- Born: 28 June 2012 (age 14) Athens, Greece
- Genre: Classical music
- Occupation: Musician
- Instrument: Piano
- Years active: 2018–present
- Website: https://stelioskerasidis.com/

= Stelios Kerasidis =

Stelios Kerasidis (Athens, 28 June 2012) is a Greek young pianist and composer, who is widely recognized as a global musical prodigy.

== Biography ==
Kerasidis was born in Nea Makri, a suburb of Athens. He is presently growing up there. Notably, he started composing his melodies at the age of four.

He received a first recognition in October 2018 after his participation in the Greek talent show "Greece's Got Talent" and has later achieved international acclaim for his musical performances.

In 2018, at the age of six, Kerasidis became the youngest Greek musician ever to perform at the Carnegie Hall in New York City.

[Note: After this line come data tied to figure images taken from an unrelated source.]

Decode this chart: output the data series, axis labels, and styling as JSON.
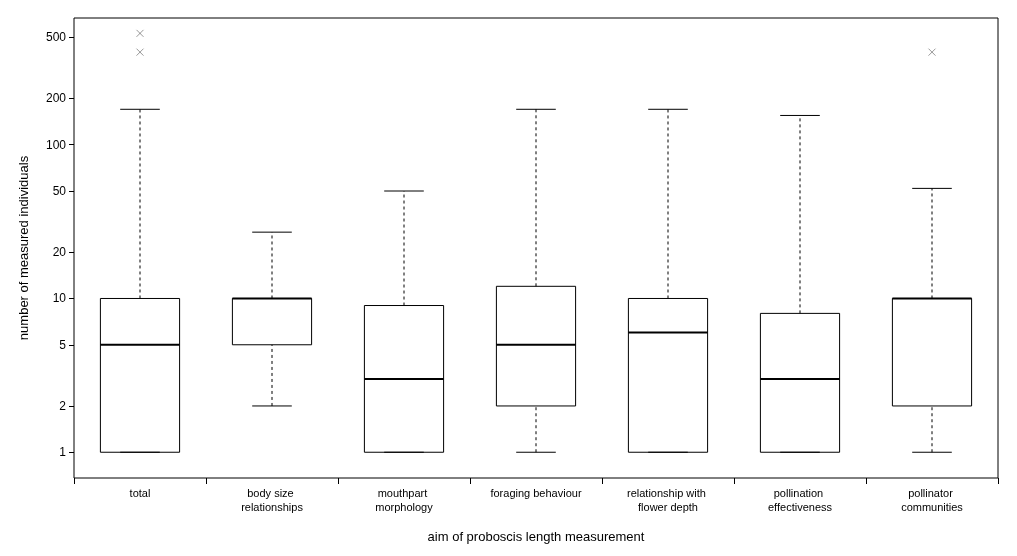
{
  "chart_data": {
    "type": "box",
    "xlabel": "aim of proboscis length measurement",
    "ylabel": "number of measured individuals",
    "categories": [
      "total",
      "body size relationships",
      "mouthpart morphology",
      "foraging behaviour",
      "relationship with flower depth",
      "pollination effectiveness",
      "pollinator communities"
    ],
    "log": true,
    "ylim": [
      0.68,
      667
    ],
    "yticks": [
      1,
      2,
      5,
      10,
      20,
      50,
      100,
      200,
      500
    ],
    "grid": false,
    "marker": "cross",
    "color": "#000000",
    "boxes": [
      {
        "low": 1,
        "q1": 1,
        "median": 5,
        "q3": 10,
        "high": 170,
        "outliers": [
          400,
          530
        ]
      },
      {
        "low": 2,
        "q1": 5,
        "median": 10,
        "q3": 10,
        "high": 27
      },
      {
        "low": 1,
        "q1": 1,
        "median": 3,
        "q3": 9,
        "high": 50
      },
      {
        "low": 1,
        "q1": 2,
        "median": 5,
        "q3": 12,
        "high": 170
      },
      {
        "low": 1,
        "q1": 1,
        "median": 6,
        "q3": 10,
        "high": 170
      },
      {
        "low": 1,
        "q1": 1,
        "median": 3,
        "q3": 8,
        "high": 155
      },
      {
        "low": 1,
        "q1": 2,
        "median": 10,
        "q3": 10,
        "high": 52,
        "outliers": [
          400
        ]
      }
    ]
  }
}
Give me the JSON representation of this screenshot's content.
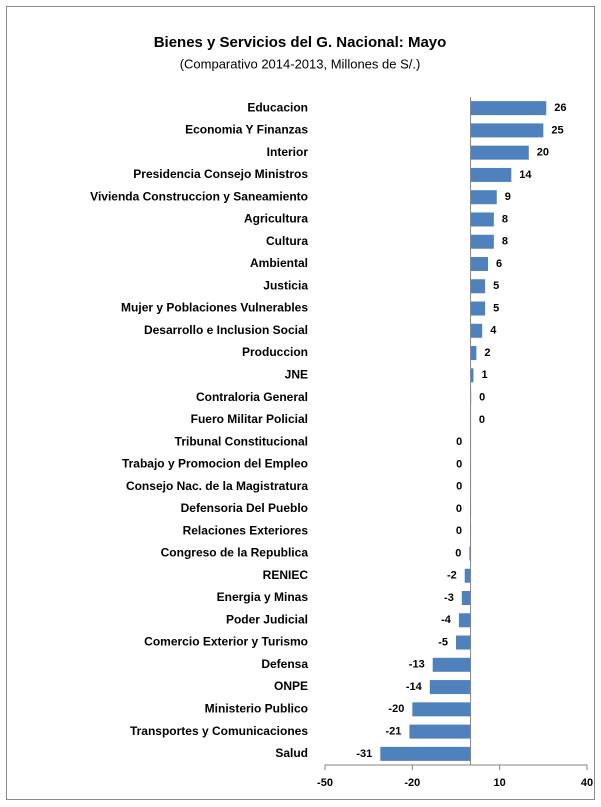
{
  "chart_data": {
    "type": "barh",
    "title": "Bienes y Servicios del G. Nacional:  Mayo",
    "subtitle": "(Comparativo 2014-2013, Millones de S/.)",
    "categories": [
      "Educacion",
      "Economia Y Finanzas",
      "Interior",
      "Presidencia Consejo Ministros",
      "Vivienda Construccion y Saneamiento",
      "Agricultura",
      "Cultura",
      "Ambiental",
      "Justicia",
      "Mujer y Poblaciones Vulnerables",
      "Desarrollo e Inclusion Social",
      "Produccion",
      "JNE",
      "Contraloria General",
      "Fuero Militar Policial",
      "Tribunal Constitucional",
      "Trabajo y Promocion del Empleo",
      "Consejo Nac. de la Magistratura",
      "Defensoria Del Pueblo",
      "Relaciones Exteriores",
      "Congreso de la Republica",
      "RENIEC",
      "Energia y Minas",
      "Poder Judicial",
      "Comercio Exterior y Turismo",
      "Defensa",
      "ONPE",
      "Ministerio Publico",
      "Transportes y Comunicaciones",
      "Salud"
    ],
    "values": [
      26,
      25,
      20,
      14,
      9,
      8,
      8,
      6,
      5,
      5,
      4,
      2,
      1,
      0.2,
      0.1,
      -0.1,
      -0.1,
      -0.1,
      -0.2,
      -0.2,
      -0.4,
      -2,
      -3,
      -4,
      -5,
      -13,
      -14,
      -20,
      -21,
      -31
    ],
    "value_labels": [
      "26",
      "25",
      "20",
      "14",
      "9",
      "8",
      "8",
      "6",
      "5",
      "5",
      "4",
      "2",
      "1",
      "0",
      "0",
      "0",
      "0",
      "0",
      "0",
      "0",
      "0",
      "-2",
      "-3",
      "-4",
      "-5",
      "-13",
      "-14",
      "-20",
      "-21",
      "-31"
    ],
    "color": "#4f81bd",
    "xlim": [
      -50,
      40
    ],
    "xticks": [
      -50,
      -20,
      10,
      40
    ]
  }
}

A few months later, he gave a piano recital at London's Royal Albert Hall.

During the quarantine period, one of his compositions, the "Isolation Waltz" gained international recognition when it was featured on the BBC World news broadcast.

In 2022, Kerasidis was included in the list of the top 100 talents globally. In 2023 Stelios won the 1st and the "Young" talent prize at the prestigious global Competition: “De Bach au jazz”.